Her camouflage appeared to be working, which was a relief. But then she saw the red Slayer raise their hands to make the hand seal of Jin, the Inner Bonds, which would bring their awareness to a heightened state.

The red Slayer put their hands together, fingers interlocked. Then, to Aki’s great consternation, they even whispered the mantra in esoteric Highland tongue: “Through the Infinite, I know the mind of each and all.”

The Slayer’s eyes glinted a fiery yellow in the dark.     

The Kuji Kiri or the Nine Hand Seals was a set of mudras or hand signs. Originally developed by the mountain pilgrim monks of the Ethereal Nest, they were used to purify Slayers under the raging torrent of a waterfall. By forming hand seals, a Slayer was able to summon their ki (energy force) to perform their desired technique. 

The particular hand seal the red Slayer made would give him the power to read the thoughts of others. It was very useful in scanning dark spaces for the presence of other Slayers. But the shocking thing about it was, the thought-listening technique called Chounouryokujutsu was supposed to be unique to the Clan of Stork, the white Slayers. Right now Aki was looking at a member of the Clan of Vulcanus who knew how to execute it.

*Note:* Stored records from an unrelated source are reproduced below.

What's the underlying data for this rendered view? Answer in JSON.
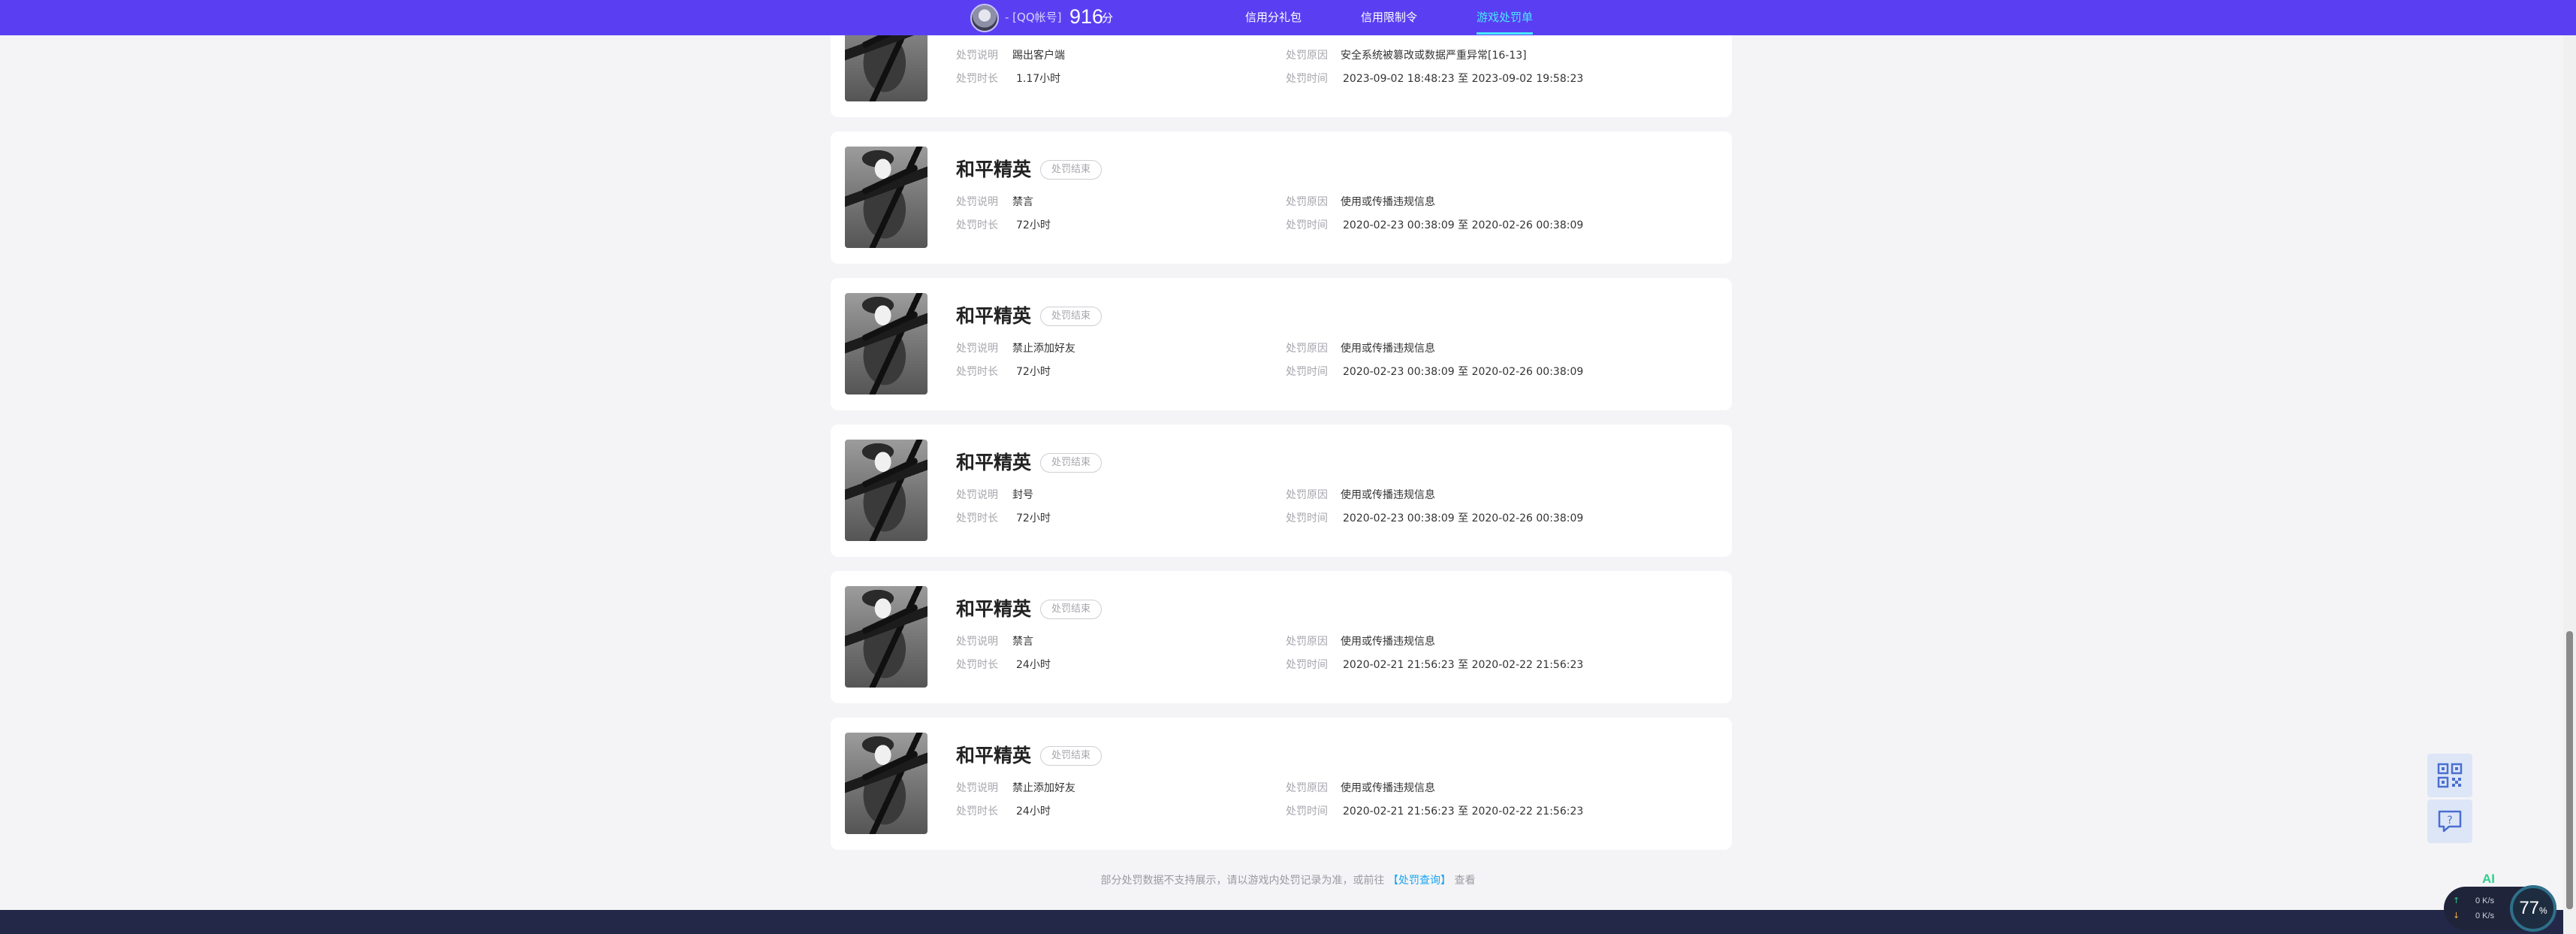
{
  "header": {
    "account_label": "- [QQ帐号]",
    "score": "916",
    "score_unit": "分",
    "nav": [
      {
        "label": "信用分礼包",
        "active": false
      },
      {
        "label": "信用限制令",
        "active": false
      },
      {
        "label": "游戏处罚单",
        "active": true
      }
    ]
  },
  "labels": {
    "desc": "处罚说明",
    "duration": "处罚时长",
    "reason": "处罚原因",
    "time": "处罚时间"
  },
  "records": [
    {
      "game": "",
      "status": "",
      "desc": "踢出客户端",
      "duration": "1.17小时",
      "reason": "安全系统被篡改或数据严重异常[16-13]",
      "time": "2023-09-02 18:48:23 至 2023-09-02 19:58:23"
    },
    {
      "game": "和平精英",
      "status": "处罚结束",
      "desc": "禁言",
      "duration": "72小时",
      "reason": "使用或传播违规信息",
      "time": "2020-02-23 00:38:09 至 2020-02-26 00:38:09"
    },
    {
      "game": "和平精英",
      "status": "处罚结束",
      "desc": "禁止添加好友",
      "duration": "72小时",
      "reason": "使用或传播违规信息",
      "time": "2020-02-23 00:38:09 至 2020-02-26 00:38:09"
    },
    {
      "game": "和平精英",
      "status": "处罚结束",
      "desc": "封号",
      "duration": "72小时",
      "reason": "使用或传播违规信息",
      "time": "2020-02-23 00:38:09 至 2020-02-26 00:38:09"
    },
    {
      "game": "和平精英",
      "status": "处罚结束",
      "desc": "禁言",
      "duration": "24小时",
      "reason": "使用或传播违规信息",
      "time": "2020-02-21 21:56:23 至 2020-02-22 21:56:23"
    },
    {
      "game": "和平精英",
      "status": "处罚结束",
      "desc": "禁止添加好友",
      "duration": "24小时",
      "reason": "使用或传播违规信息",
      "time": "2020-02-21 21:56:23 至 2020-02-22 21:56:23"
    }
  ],
  "footer": {
    "note_prefix": "部分处罚数据不支持展示，请以游戏内处罚记录为准，或前往",
    "link": "【处罚查询】",
    "note_suffix": "查看"
  },
  "tools": {
    "qr_icon": "qr-code-icon",
    "feedback_icon": "feedback-icon",
    "ai_label": "AI",
    "upload_speed": "0 K/s",
    "download_speed": "0 K/s",
    "upload_arrow_color": "#2fcf8e",
    "download_arrow_color": "#f5b23d",
    "percent": "77",
    "percent_unit": "%"
  }
}
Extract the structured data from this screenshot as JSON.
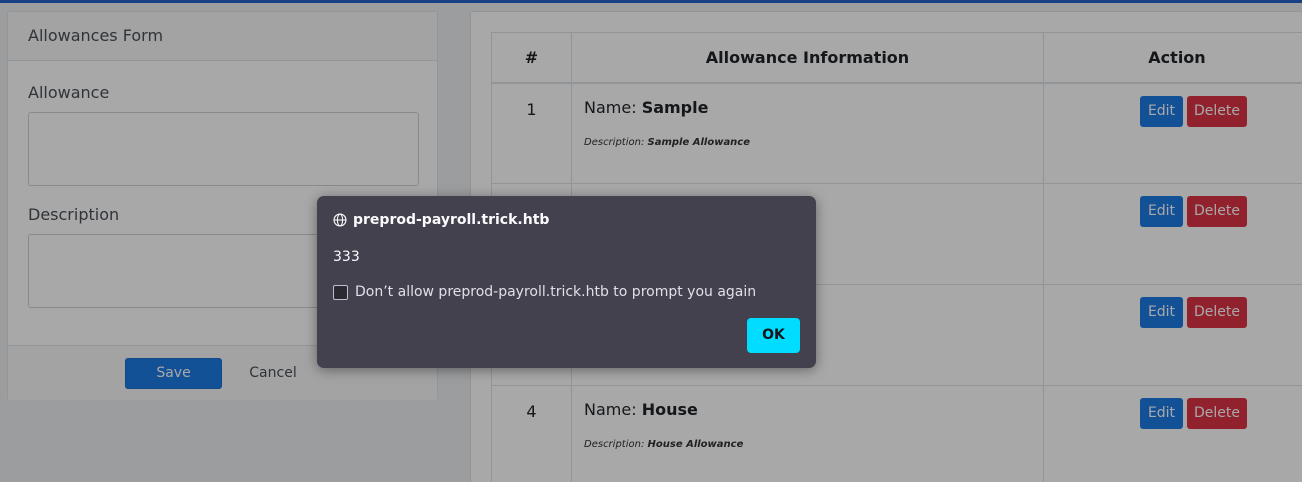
{
  "form": {
    "title": "Allowances Form",
    "allowance_label": "Allowance",
    "allowance_value": "",
    "description_label": "Description",
    "description_value": "",
    "save_label": "Save",
    "cancel_label": "Cancel"
  },
  "table": {
    "headers": [
      "#",
      "Allowance Information",
      "Action"
    ],
    "name_prefix": "Name: ",
    "desc_prefix": "Description: ",
    "edit_label": "Edit",
    "delete_label": "Delete",
    "rows": [
      {
        "num": "1",
        "name": "Sample",
        "description": "Sample Allowance"
      },
      {
        "num": "",
        "name": "",
        "description": ""
      },
      {
        "num": "",
        "name": "",
        "description": ""
      },
      {
        "num": "4",
        "name": "House",
        "description": "House Allowance"
      }
    ]
  },
  "dialog": {
    "origin": "preprod-payroll.trick.htb",
    "message": "333",
    "checkbox_label": "Don’t allow preprod-payroll.trick.htb to prompt you again",
    "checked": false,
    "ok_label": "OK"
  },
  "colors": {
    "primary": "#1e7be6",
    "danger": "#dc3545",
    "dialog_bg": "#42414d",
    "ok_button": "#00ddff"
  }
}
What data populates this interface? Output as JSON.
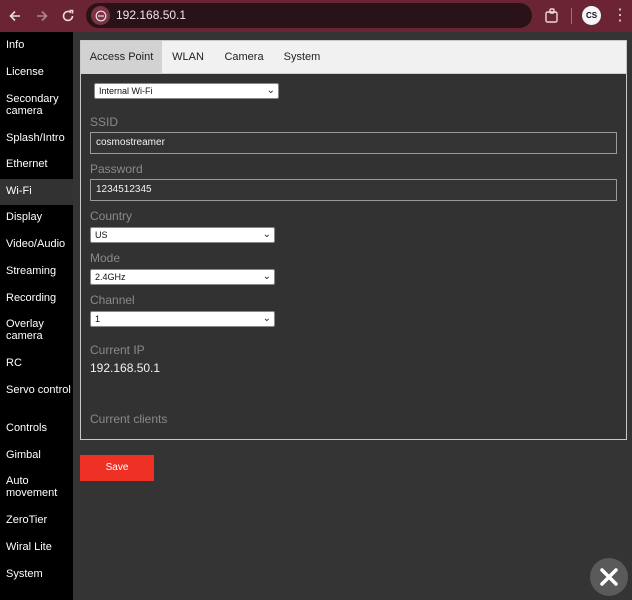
{
  "browser": {
    "url": "192.168.50.1",
    "profile_initials": "CS"
  },
  "sidebar": {
    "items": [
      {
        "label": "Info"
      },
      {
        "label": "License"
      },
      {
        "label": "Secondary camera"
      },
      {
        "label": "Splash/Intro"
      },
      {
        "label": "Ethernet"
      },
      {
        "label": "Wi-Fi",
        "active": true
      },
      {
        "label": "Display"
      },
      {
        "label": "Video/Audio"
      },
      {
        "label": "Streaming"
      },
      {
        "label": "Recording"
      },
      {
        "label": "Overlay camera"
      },
      {
        "label": "RC"
      },
      {
        "label": "Servo control"
      },
      {
        "label": "Controls"
      },
      {
        "label": "Gimbal"
      },
      {
        "label": "Auto movement"
      },
      {
        "label": "ZeroTier"
      },
      {
        "label": "Wiral Lite"
      },
      {
        "label": "System"
      }
    ]
  },
  "tabs": [
    {
      "label": "Access Point",
      "active": true
    },
    {
      "label": "WLAN"
    },
    {
      "label": "Camera"
    },
    {
      "label": "System"
    }
  ],
  "form": {
    "interface_select": "Internal Wi-Fi",
    "ssid_label": "SSID",
    "ssid_value": "cosmostreamer",
    "password_label": "Password",
    "password_value": "1234512345",
    "country_label": "Country",
    "country_value": "US",
    "mode_label": "Mode",
    "mode_value": "2.4GHz",
    "channel_label": "Channel",
    "channel_value": "1",
    "current_ip_label": "Current IP",
    "current_ip_value": "192.168.50.1",
    "current_clients_label": "Current clients"
  },
  "save_label": "Save",
  "colors": {
    "accent": "#ee3124",
    "chrome": "#6b2433",
    "sidebar_bg": "#000000",
    "content_bg": "#323232"
  }
}
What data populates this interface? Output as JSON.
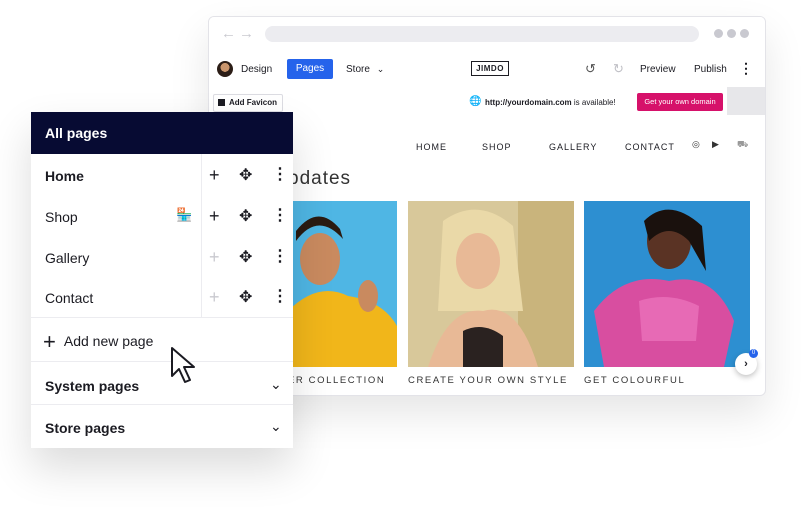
{
  "browser": {
    "nav_back": "←",
    "nav_forward": "→"
  },
  "toolbar": {
    "design": "Design",
    "pages": "Pages",
    "store": "Store",
    "logo": "JIMDO",
    "preview": "Preview",
    "publish": "Publish"
  },
  "notice": {
    "add_favicon": "Add Favicon",
    "domain": "http://yourdomain.com",
    "available_text": " is available!",
    "cta": "Get your own domain"
  },
  "site": {
    "nav": [
      "HOME",
      "SHOP",
      "GALLERY",
      "CONTACT"
    ],
    "heading_fragment": "pdates",
    "captions": [
      "ER COLLECTION",
      "CREATE YOUR OWN STYLE",
      "GET COLOURFUL"
    ],
    "next_badge": "0",
    "photo_colors": [
      "#4fb6e4",
      "#d8c89a",
      "#2d8fd1"
    ]
  },
  "panel": {
    "title": "All pages",
    "pages": [
      {
        "label": "Home",
        "bold": true
      },
      {
        "label": "Shop",
        "bold": false
      },
      {
        "label": "Gallery",
        "bold": false
      },
      {
        "label": "Contact",
        "bold": false
      }
    ],
    "add_new_page": "Add new page",
    "system_pages": "System pages",
    "store_pages": "Store pages"
  },
  "colors": {
    "panel_header": "#070b33",
    "pages_button": "#2563eb",
    "domain_cta": "#d6116a"
  }
}
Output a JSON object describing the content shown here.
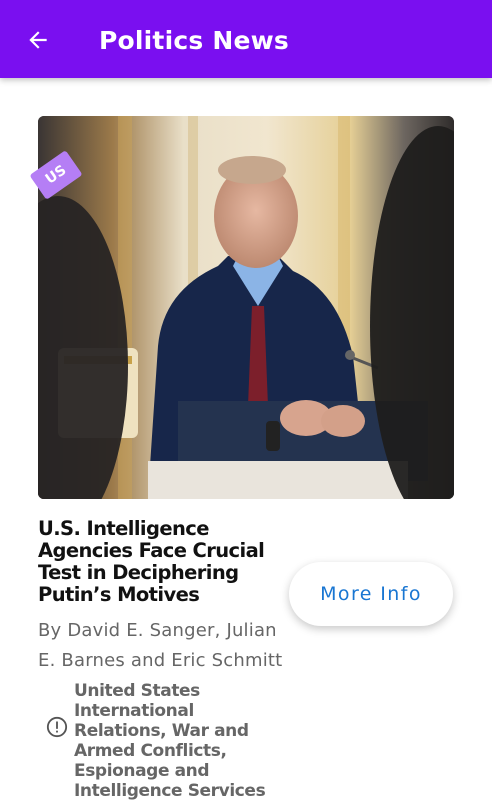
{
  "appbar": {
    "title": "Politics News",
    "back_icon": "arrow-back-icon",
    "background": "#7a0ff0"
  },
  "article": {
    "badge": "US",
    "badge_color": "#b57ef5",
    "headline": "U.S. Intelligence Agencies Face Crucial Test in Deciphering Putin’s Motives",
    "byline": "By David E. Sanger, Julian E. Barnes and Eric Schmitt",
    "more_info_label": "More Info",
    "more_info_color": "#1976d2",
    "tags_icon": "info-icon",
    "tags": "United States International Relations, War and Armed Conflicts, Espionage and Intelligence Services"
  }
}
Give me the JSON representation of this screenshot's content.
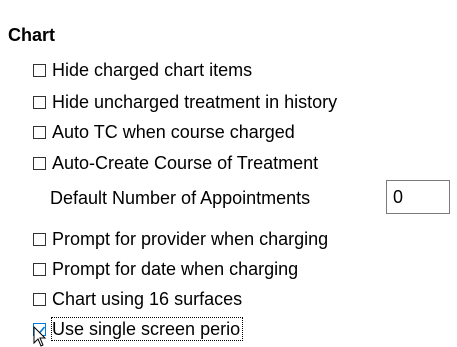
{
  "section": {
    "title": "Chart"
  },
  "options": [
    {
      "label": "Hide charged chart items",
      "checked": false
    },
    {
      "label": "Hide uncharged treatment in history",
      "checked": false
    },
    {
      "label": "Auto TC when course charged",
      "checked": false
    },
    {
      "label": "Auto-Create Course of Treatment",
      "checked": false
    }
  ],
  "appointments": {
    "label": "Default Number of Appointments",
    "value": "0"
  },
  "options2": [
    {
      "label": "Prompt for provider when charging",
      "checked": false
    },
    {
      "label": "Prompt for date when charging",
      "checked": false
    },
    {
      "label": "Chart using 16 surfaces",
      "checked": false
    },
    {
      "label": "Use single screen perio",
      "checked": true
    }
  ],
  "colors": {
    "check_accent": "#0078d7",
    "box_border": "#333333"
  },
  "icons": {
    "cursor": "mouse-pointer-icon"
  }
}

She could counter the offensive technique with a defensive one of her own, to shield her thoughts from the intruder’s prying mind. But she focused all her energies on staying calm and sitting perfectly still, mainly because the multi-tiered sword stand was far to her left. The swords were all neatly arranged for display like the glaives and the hollow armors, too far out of reach in the face of a determined red Slayer and their throwing stars, flames, or both.